Dodaj szybko nastepny!!
Caluje ;***
/Ola ;*
7
OdpowiedzUsuń/Adam.
8
OdpowiedzUsuń/Adam.
9
OdpowiedzUsuń/Adam.
10
OdpowiedzUsuń/Adam.
11
OdpowiedzUsuń/Adam.
Teraz rozdział.
OdpowiedzUsuńBoszzzz dziwwczyno! Co ty ze mną robisz?! Ryczę...sama nie wiem czemu... Rozdział jest boski!. Moze płaczę dlatego że wczoraj pszczółki przegrały?? :-(
OdpowiedzUsuńMarco musi wyzdrowieć!
Czekam na nn.
Pozdrawiam <3
No zawału dostaje przez Ciebie dziewczyno !! <3 Popłakałam się, jak jakaś głupia. Ale nic na to nie poradzę ze piszesz takie cudo. ;*** Błagam niech Marco przeżyje, bo nie wiem co zrobię jeśli on zginie. ( no i znowu płacze ! ) Wierzę że on z tego wyjdzie, jest silny i ma dla kogo żyć. Jak ja się cieszę że w końcu wróciłaś do nas. Marze o tym żeby przeczytać już kolejny rozdział.
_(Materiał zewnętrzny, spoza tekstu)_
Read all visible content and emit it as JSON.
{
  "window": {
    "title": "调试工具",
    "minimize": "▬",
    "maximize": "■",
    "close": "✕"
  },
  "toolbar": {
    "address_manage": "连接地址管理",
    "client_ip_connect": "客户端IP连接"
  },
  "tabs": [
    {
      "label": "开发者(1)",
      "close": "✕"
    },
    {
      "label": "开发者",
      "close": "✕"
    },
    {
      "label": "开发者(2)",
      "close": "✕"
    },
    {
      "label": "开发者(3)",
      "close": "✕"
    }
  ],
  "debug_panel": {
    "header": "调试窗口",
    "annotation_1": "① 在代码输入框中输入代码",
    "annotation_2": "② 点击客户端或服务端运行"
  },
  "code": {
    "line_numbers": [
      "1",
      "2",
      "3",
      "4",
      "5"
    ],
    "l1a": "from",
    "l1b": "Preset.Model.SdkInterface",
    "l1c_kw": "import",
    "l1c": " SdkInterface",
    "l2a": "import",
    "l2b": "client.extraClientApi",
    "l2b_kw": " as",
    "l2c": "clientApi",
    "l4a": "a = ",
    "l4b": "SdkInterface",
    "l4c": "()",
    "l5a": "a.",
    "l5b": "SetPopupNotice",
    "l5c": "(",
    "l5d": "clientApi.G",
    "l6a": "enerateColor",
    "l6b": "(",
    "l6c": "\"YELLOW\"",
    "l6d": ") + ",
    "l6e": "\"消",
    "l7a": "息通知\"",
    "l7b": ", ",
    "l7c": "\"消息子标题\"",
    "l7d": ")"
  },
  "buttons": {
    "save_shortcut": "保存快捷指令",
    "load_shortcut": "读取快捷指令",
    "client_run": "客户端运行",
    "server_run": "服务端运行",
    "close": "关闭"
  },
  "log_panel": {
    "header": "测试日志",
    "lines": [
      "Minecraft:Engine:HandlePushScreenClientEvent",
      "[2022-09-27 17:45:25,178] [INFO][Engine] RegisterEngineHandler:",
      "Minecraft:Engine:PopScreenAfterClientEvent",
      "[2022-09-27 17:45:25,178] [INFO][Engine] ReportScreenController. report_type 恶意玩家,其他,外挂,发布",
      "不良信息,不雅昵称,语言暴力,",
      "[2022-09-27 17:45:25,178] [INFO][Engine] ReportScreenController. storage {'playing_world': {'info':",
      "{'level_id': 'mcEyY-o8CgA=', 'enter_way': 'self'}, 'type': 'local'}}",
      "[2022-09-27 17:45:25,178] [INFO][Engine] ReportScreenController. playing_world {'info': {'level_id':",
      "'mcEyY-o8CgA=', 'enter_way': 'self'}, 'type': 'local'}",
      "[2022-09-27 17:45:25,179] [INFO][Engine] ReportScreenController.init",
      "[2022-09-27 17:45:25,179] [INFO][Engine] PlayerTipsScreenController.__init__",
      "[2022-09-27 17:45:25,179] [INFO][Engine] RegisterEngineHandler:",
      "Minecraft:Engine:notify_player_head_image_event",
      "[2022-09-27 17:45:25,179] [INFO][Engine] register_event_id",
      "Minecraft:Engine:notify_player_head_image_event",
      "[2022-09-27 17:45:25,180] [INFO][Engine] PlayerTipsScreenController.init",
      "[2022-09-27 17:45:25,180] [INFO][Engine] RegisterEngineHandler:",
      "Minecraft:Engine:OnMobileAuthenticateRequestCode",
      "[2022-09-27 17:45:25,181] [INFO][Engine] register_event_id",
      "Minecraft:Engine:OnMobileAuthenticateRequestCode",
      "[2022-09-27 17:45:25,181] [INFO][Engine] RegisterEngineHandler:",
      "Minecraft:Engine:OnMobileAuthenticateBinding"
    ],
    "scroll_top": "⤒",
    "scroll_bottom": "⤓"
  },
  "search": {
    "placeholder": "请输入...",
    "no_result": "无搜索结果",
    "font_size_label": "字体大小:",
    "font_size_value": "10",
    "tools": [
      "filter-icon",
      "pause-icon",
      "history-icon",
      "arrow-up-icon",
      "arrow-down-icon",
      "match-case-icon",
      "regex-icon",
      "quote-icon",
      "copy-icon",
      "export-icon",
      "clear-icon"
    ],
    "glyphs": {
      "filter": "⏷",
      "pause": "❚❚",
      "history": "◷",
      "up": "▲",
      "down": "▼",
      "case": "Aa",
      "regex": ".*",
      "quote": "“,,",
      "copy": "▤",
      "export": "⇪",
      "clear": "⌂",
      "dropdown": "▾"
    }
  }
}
OdpowiedzUsuńPozdrawiam ;****
O Bożee! Dawaj szybko następny rozdział! :**
OdpowiedzUsuńTo jest świetne! :DD
Pozdrawiam :***
Boze...! Dziewczyno chcesz miec mnie na sumieniu.!Ja zaraz zwarjuje jak nie dodasz do konca tego tygodnia kolejnego rozdzialu... :)
OdpowiedzUsuńPozdrawiam :) Gosia :)
Rozdział naprawde cudowny! Brak mi słów. Mam nadzieje że Marco wyzdrowieje i wszystko będzie dobrze.